Überzeugend weiß der Autor nicht nur die Beziehung(en) zwischen zwischen Alina und später zwischen der früheren Geliebten Charlotte zu schildern. Natürlich ist es die Sexualität in ihren vielfältigen Erscheinungsformen, die von Rothmann ausführlichst geschildert wird. Aber dahinter verbirgt sich mehr: das Psychogramm des schon etwas alternden Schriftsteller, der längst seine beste Zeit hinter sich hat. Er liebt die um einiges jüngere Alina, er findet in der ebenfalls bereits alternden Charlotte eine Sexpartnerin, die ihn, wenn man so will, über die Midlifecrisis hinweghilft. Doch irgendwann ist die Belastung zweier Beziehungen auf einmal für Wolf zuviel. Er muss aus der "Hölle der Verheimlichung" heraus und gesteht Alina. Anfangs spielt Alina mit. Am Ende aber... Eine brillante Studie, die hier in einer ebenso brillante Erzählung daherkommt.

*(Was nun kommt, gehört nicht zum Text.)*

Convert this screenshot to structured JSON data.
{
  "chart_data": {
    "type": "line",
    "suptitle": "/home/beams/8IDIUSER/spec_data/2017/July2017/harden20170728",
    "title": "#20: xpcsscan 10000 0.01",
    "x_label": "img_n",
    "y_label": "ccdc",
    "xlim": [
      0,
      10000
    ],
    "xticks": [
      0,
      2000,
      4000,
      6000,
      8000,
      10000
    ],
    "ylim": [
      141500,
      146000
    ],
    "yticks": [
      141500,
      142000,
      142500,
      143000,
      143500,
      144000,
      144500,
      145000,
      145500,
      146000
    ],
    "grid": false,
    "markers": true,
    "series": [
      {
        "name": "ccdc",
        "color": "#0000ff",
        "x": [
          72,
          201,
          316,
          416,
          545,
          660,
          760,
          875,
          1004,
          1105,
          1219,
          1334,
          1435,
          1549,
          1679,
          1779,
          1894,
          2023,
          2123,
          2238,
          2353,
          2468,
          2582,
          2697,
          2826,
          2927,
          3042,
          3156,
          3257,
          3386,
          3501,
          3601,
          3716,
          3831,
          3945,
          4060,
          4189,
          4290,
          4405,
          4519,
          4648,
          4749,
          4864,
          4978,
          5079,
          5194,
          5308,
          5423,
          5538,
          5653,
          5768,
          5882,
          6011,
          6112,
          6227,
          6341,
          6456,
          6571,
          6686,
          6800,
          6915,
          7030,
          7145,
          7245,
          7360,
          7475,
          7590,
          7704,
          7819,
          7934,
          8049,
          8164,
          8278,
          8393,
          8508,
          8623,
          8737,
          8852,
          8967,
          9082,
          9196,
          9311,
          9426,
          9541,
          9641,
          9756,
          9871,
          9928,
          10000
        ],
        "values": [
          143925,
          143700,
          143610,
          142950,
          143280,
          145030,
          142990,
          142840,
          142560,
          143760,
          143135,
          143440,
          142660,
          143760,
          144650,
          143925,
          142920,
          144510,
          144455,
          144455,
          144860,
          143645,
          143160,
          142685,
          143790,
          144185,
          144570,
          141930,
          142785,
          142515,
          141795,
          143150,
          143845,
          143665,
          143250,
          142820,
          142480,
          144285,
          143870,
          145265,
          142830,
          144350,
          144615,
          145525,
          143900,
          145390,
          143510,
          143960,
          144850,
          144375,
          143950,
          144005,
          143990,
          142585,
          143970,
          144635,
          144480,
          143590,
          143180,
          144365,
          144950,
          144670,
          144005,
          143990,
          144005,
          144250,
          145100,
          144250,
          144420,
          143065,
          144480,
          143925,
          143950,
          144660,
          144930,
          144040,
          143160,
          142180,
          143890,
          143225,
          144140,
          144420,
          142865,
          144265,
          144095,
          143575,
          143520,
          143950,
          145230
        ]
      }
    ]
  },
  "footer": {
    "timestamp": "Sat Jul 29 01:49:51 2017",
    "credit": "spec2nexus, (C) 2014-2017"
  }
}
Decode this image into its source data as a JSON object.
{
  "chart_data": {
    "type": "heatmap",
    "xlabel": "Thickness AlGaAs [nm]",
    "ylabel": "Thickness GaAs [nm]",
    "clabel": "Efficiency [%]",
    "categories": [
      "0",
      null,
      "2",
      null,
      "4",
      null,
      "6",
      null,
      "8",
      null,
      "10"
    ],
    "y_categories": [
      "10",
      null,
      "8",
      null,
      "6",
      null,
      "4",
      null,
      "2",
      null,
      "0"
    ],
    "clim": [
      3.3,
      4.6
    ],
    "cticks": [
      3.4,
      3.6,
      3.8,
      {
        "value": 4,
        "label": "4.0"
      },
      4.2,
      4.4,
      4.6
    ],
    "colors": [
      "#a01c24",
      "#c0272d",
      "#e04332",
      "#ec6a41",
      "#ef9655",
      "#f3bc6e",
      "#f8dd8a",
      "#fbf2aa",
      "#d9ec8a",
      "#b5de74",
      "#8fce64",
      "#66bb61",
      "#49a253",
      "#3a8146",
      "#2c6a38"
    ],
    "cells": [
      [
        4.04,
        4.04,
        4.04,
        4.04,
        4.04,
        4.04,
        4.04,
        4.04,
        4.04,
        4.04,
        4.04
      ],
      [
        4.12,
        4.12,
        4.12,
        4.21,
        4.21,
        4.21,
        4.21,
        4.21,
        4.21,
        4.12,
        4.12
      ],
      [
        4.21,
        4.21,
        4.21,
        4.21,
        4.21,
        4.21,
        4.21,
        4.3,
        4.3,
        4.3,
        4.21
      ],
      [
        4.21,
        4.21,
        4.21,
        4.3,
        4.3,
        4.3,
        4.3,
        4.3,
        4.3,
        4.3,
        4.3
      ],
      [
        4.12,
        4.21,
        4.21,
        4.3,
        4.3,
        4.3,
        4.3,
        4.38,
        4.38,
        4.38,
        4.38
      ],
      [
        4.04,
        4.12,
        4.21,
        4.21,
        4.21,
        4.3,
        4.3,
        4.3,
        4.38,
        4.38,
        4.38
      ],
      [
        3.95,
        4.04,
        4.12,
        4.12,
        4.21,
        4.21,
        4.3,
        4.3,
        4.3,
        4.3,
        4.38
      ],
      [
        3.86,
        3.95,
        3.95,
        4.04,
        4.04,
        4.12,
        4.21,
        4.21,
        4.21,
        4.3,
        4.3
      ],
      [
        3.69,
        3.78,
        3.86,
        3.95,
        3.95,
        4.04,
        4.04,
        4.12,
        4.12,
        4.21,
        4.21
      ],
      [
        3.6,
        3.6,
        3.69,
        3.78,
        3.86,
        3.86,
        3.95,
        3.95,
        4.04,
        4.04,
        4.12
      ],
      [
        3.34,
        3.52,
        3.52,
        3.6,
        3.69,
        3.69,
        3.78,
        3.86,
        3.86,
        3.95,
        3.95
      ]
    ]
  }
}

Was Sprache vermag, zeigt sich auch in der Schilderung des Umfelds, in dem sich die Geschichte abspielt. Umfeld: das heißt Berlin zwanzig Jahre nach dem Mauerfall. Längst hat sich im Szeneviertel Kreuzberg der Unterschied von Ost und West erledigt. Am Müggelsee dagegen ist er noch sicht- und spür- und erlebbar. Hier ist noch ein wenig von der untergegangenen Republik zu erfahren. Nicht nostalgisch verklärt, sondern einfach geschildert. Um Beziehungen geht es also auch hier. Eine deutsch-deutsche Bestandsaufnahme zwanzig Jahre danach - exemplarisch dargestellt am Beispiel der "Provinz".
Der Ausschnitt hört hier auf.